Bowe isn’t pining for foreign climes, focused instead on a day in the foreseeable future when the aches and pains are less severe. “Pre-season is going to be a little shorter because of the games coming up,” he explained.
“It’s a case of trying to get our fitness and strength levels back up to where they were at the end of the season as quick as we can. Players were told to go off and put your feet up, enjoy your recovery but at the same time not lose your shape. It was very important that players came back to training in shape because we have to get ourselves up to international level is a very short time.
“I went away and had a great holiday, got married, enjoyed myself, put the feet up and enjoyed a bit of sunshine. Pre-season is as tough as ever, if not tougher.
“Last Sunday week we (Ireland) came together. There was a huge buzz around the squad. Everyone was in great form. We hadn’t seen each other since the end of the Six Nations; we’d just come back from a couple of weeks holidays and everyone was refreshed. Everyone always comes back the first day looking forward to it and excited and then you hit the pitch and they send you off to do crazy stuff to break you. Then it suddenly gets very quiet, people stop talking.”
Rather than travelling abroad the Ireland and Ulster wing espouses the value of being able to spend some time at home given the playing commitments in August, September and October.
“I know a lot of the Welsh guys who are off up in the Swiss Alps and heading off to Qatar and doing all sorts of crazy stuff; I’m sure their training is exceptionally difficult but I don’t think you need to go too far to feel the sort of pain I was in last Tuesday or Friday.
“The Ireland squad is very close knit. We get on very well with each other.
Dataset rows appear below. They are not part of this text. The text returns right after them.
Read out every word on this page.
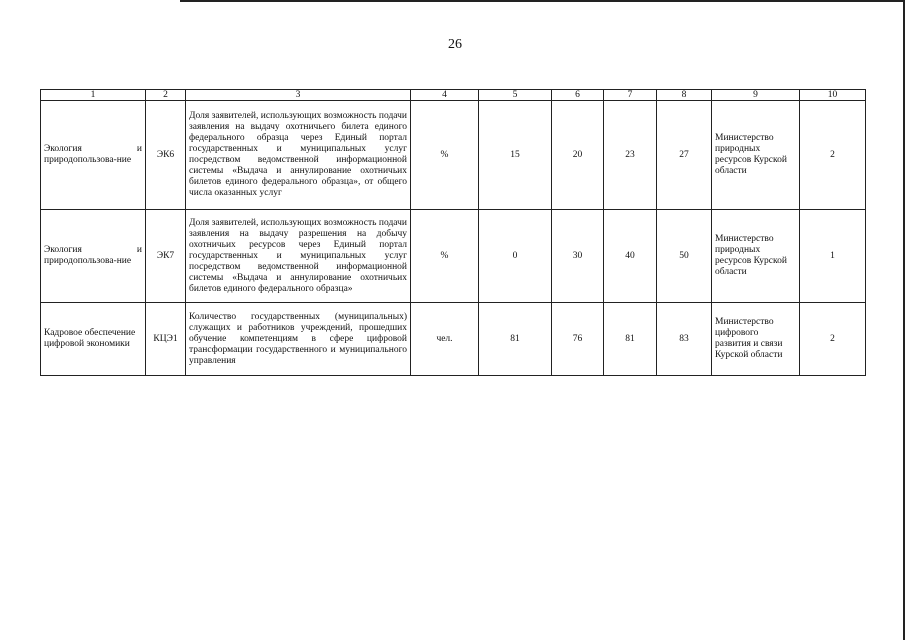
26
1	2	3	4	5	6	7	8	9	10
Экология и природопользова-ние	ЭК6	Доля заявителей, использующих возможность подачи заявления на выдачу охотничьего билета единого федерального образца через Единый портал государственных и муниципальных услуг посредством ведомственной информационной системы «Выдача и аннулирование охотничьих билетов единого федерального образца», от общего числа оказанных услуг	%	15	20	23	27	Министерство природных ресурсов Курской области	2
Экология и природопользова-ние	ЭК7	Доля заявителей, использующих возможность подачи заявления на выдачу разрешения на добычу охотничьих ресурсов через Единый портал государственных и муниципальных услуг посредством ведомственной информационной системы «Выдача и аннулирование охотничьих билетов единого федерального образца»	%	0	30	40	50	Министерство природных ресурсов Курской области	1
Кадровое обеспечение цифровой экономики	КЦЭ1	Количество государственных (муниципальных) служащих и работников учреждений, прошедших обучение компетенциям в сфере цифровой трансформации государственного и муниципального управления	чел.	81	76	81	83	Министерство цифрового развития и связи Курской области	2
I think that going into a World Cup some of the senior players would have chatted to the coaches and pointed out how nice it would be to spend a bit of time at home because when these four internationals (in August and September) come up you are going to be spending a lot of time together.
“Then the squad will be going off to a World Cup for an even longer duration of time. It’s very important to keep players fresh, down to getting home to your own bed and making your own food in the kitchen adds to that freshness. As a squad we are very happy with the set-up we have here and hopefully it works.”
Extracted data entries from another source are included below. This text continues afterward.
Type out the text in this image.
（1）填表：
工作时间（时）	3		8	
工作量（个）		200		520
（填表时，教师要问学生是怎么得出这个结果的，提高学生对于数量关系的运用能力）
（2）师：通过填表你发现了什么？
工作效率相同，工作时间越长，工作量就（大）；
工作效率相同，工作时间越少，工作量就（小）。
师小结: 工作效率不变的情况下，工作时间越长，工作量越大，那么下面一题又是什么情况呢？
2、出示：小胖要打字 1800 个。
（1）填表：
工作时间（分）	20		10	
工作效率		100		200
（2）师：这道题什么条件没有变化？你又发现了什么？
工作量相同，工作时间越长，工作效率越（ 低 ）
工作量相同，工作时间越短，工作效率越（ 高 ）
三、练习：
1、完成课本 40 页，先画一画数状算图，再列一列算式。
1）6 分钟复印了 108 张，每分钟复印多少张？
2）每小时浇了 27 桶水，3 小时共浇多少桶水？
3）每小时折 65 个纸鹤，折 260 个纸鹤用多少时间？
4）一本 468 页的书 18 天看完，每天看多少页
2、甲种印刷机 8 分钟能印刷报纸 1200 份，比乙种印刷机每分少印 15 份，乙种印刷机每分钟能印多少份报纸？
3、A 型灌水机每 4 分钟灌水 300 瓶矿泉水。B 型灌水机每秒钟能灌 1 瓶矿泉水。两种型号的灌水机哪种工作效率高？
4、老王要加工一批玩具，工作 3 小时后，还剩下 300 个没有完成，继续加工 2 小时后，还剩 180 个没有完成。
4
The disappointment of previous World Cups is not a millstone for the current Irish squad. The genesis for the mental resolve can be traced back to the New Zealand match in the autumn of 2013. Whatever the public expects it’s nothing that the players don’t demand of themselves and each other.
Bowe explained: “In years gone by I think Ireland have enjoyed being the underdogs but with the players we have in the squad now, the coaching staff, the fact that we have won back to back Six Nations Championships, we can shoulder the expectation. Everybody in Ireland wants us to be out there winning things.
“I suppose that comes with being successful and I think that sort of expectation is great. It drives us forward as a team. But for us to hold it together the whole way through (a World Cup), I think that is something we have been building on since that All Black game, two autumn international series ago, where we let it slip in the last couple of minutes.
“That was a real shock for the team, a real learning curve. Since then we have learnt a lot of things and hopefully when it comes to the crunch matches like it has in the last couple of Six Nations (Championships) that we can be strong and get the wins.”
The Ireland wing understands the four World Cup warm-up matches will define the composition of the final 31-man tournament squad. “The amount of players that are in the squad, in the back three positions ... every player will get an opportunity to put their hand up. I don’t know how much of an opportunity we’re all going to get but for me if you get three chances or one chance you have to take it.
“That’s the way Joe is; if you don’t look like you are up to the mark and you can’t do the job for the team, then you would expect to be cut.”